Затем последовала серия кафкианских ситуаций, описанная мною в «Земных подонках». Четыре месяца я провел в Пиренеях, в лагере для интернированных лиц. В январе 1940 года меня освободили, но оставили под надзором полиции, и несколько месяцев я дописывал роман, отрываемый от работы вызовами на допрос и обысками в квартире, денно и нощно трепеща, что, если опять буду арестован, роман неминуемо пропадет.
Но, видимо, добрый ангел не оставлял попечения о нем. На обыске в марте полицейские конфисковали большую часть моих бумаг, а на машинопись «Слепящей тьмы» почему-то не обратили внимания. Первый экземпляр лежал прямо на письменном столе — я положил его туда, следуя завету Эдгара По: скрываемый предмет держать на самом видном месте; одновременно, вопреки тому же завету, второй экземпляр я засунул на верхнюю полку книжного шкафа. В конце концов меня действительно опять арестовали, и немецкий оригинал романа пропал. Но к тому времени, к счастью, был закончен английский перевод и уже переправлен в Лондон — за десять дней до немецкого вторжения во Францию. Таким образом, книга проскользнула в узенькую щелку, оставленную судьбой.

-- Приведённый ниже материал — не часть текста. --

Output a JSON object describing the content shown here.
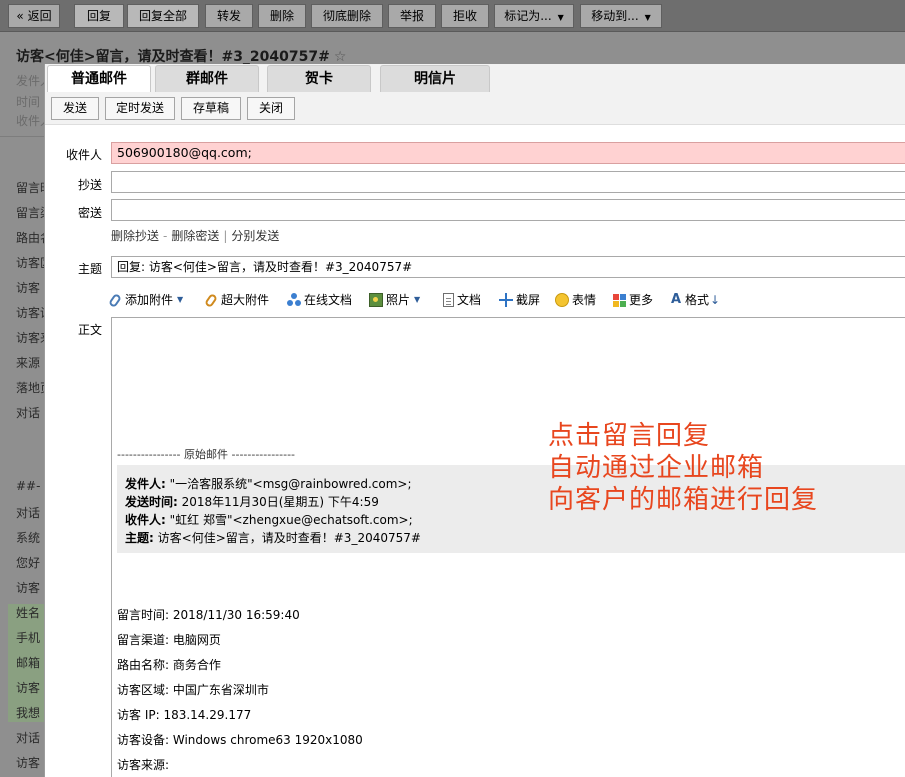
{
  "toolbar": {
    "back": "« 返回",
    "reply": "回复",
    "reply_all": "回复全部",
    "forward": "转发",
    "delete": "删除",
    "delete_permanent": "彻底删除",
    "report": "举报",
    "reject": "拒收",
    "mark_as": "标记为...",
    "move_to": "移动到..."
  },
  "background": {
    "subject": "访客<何佳>留言，请及时查看！#3_2040757#",
    "meta": [
      "发件人",
      "时间",
      "收件人"
    ],
    "lines": [
      "留言时间",
      "留言渠道",
      "路由名称",
      "访客区域",
      "访客",
      "访客设备",
      "访客来源",
      "来源",
      "落地页",
      "对话",
      "##-",
      "对话",
      "系统",
      "您好",
      "访客",
      "姓名",
      "手机",
      "邮箱",
      "访客",
      "我想",
      "对话",
      "访客"
    ]
  },
  "compose": {
    "tabs": [
      "普通邮件",
      "群邮件",
      "贺卡",
      "明信片"
    ],
    "actions": [
      "发送",
      "定时发送",
      "存草稿",
      "关闭"
    ],
    "to_label": "收件人",
    "to_value": "506900180@qq.com;",
    "cc_label": "抄送",
    "bcc_label": "密送",
    "cc_value": "",
    "bcc_value": "",
    "links": [
      "删除抄送",
      "删除密送",
      "分别发送"
    ],
    "subject_label": "主题",
    "subject_value": "回复: 访客<何佳>留言，请及时查看！#3_2040757#",
    "editor_tools": [
      "添加附件",
      "超大附件",
      "在线文档",
      "照片",
      "文档",
      "截屏",
      "表情",
      "更多",
      "格式"
    ],
    "body_label": "正文",
    "original_sep": "---------------- 原始邮件 ----------------",
    "quote": {
      "from_label": "发件人:",
      "from_value": "\"一洽客服系统\"<msg@rainbowred.com>;",
      "time_label": "发送时间:",
      "time_value": "2018年11月30日(星期五) 下午4:59",
      "to_label": "收件人:",
      "to_value": "\"虹红  郑雪\"<zhengxue@echatsoft.com>;",
      "subject_label": "主题:",
      "subject_value": "访客<何佳>留言，请及时查看！#3_2040757#"
    },
    "info": [
      "留言时间:  2018/11/30 16:59:40",
      "留言渠道:  电脑网页",
      "路由名称:  商务合作",
      "访客区域:  中国广东省深圳市",
      "访客    IP:  183.14.29.177",
      "访客设备:  Windows chrome63 1920x1080",
      "访客来源:"
    ]
  },
  "annotation": [
    "点击留言回复",
    "自动通过企业邮箱",
    "向客户的邮箱进行回复"
  ],
  "colors": {
    "annotation": "#e8461e",
    "to_field_bg": "#ffd2d2",
    "overlay": "#8f8f8f"
  }
}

Еще полгода спустя, когда и я следом тоже проскользнул в Англию, книга достигла стадии верстки. Верстка застала меня в лондонской Пентонвильской тюрьме, куда я был водворен тотчас по вступлении на британский берег. Тут обозначилось новое препятствие, так как заключенные в Пентонвиле не пользовались правом получения книг с воли: однако же, поскольку было неоспоримо доказано, что данную книгу написал сам заключенный, начальник тюрьмы, поразмыслив, согласился передать верстку мне. В Пентонвиле я впервые узнал английское название моего романа. Оно было подсказано строчкой Милтона: «О мрак, мрак, мрак среди сияния луны» и принадлежало переводчице Дафни Харди, молодой англичанке, бывшей по профессии вовсе не переводчицей — скульпторшей (в «Земных подонках» она фигурирует под инициалом X). Из Франции Дафни бежала раньше меня, и после долгой разлуки мы наконец встретились с ней в помещении свиданий Пентонвильской тюрьмы и в присутствии надзирателя чинно беседовали через проволочную сетку. Когда надзиратель повел меня обратно в камеру, он спросил, что это за книгу мы так долго обсуждали с моей приятельницей. Мою собственную книгу, ответил я, об одном заключенном в одиночной камере. «В таком случае вы, наверное, пророк», — сказал он, и дверь камеры, лязгнув, захлопнулась.
Я еще оставался в заключении, когда роман вышел в свет…
«Литературная газета», 3 августа 1988 г. №31.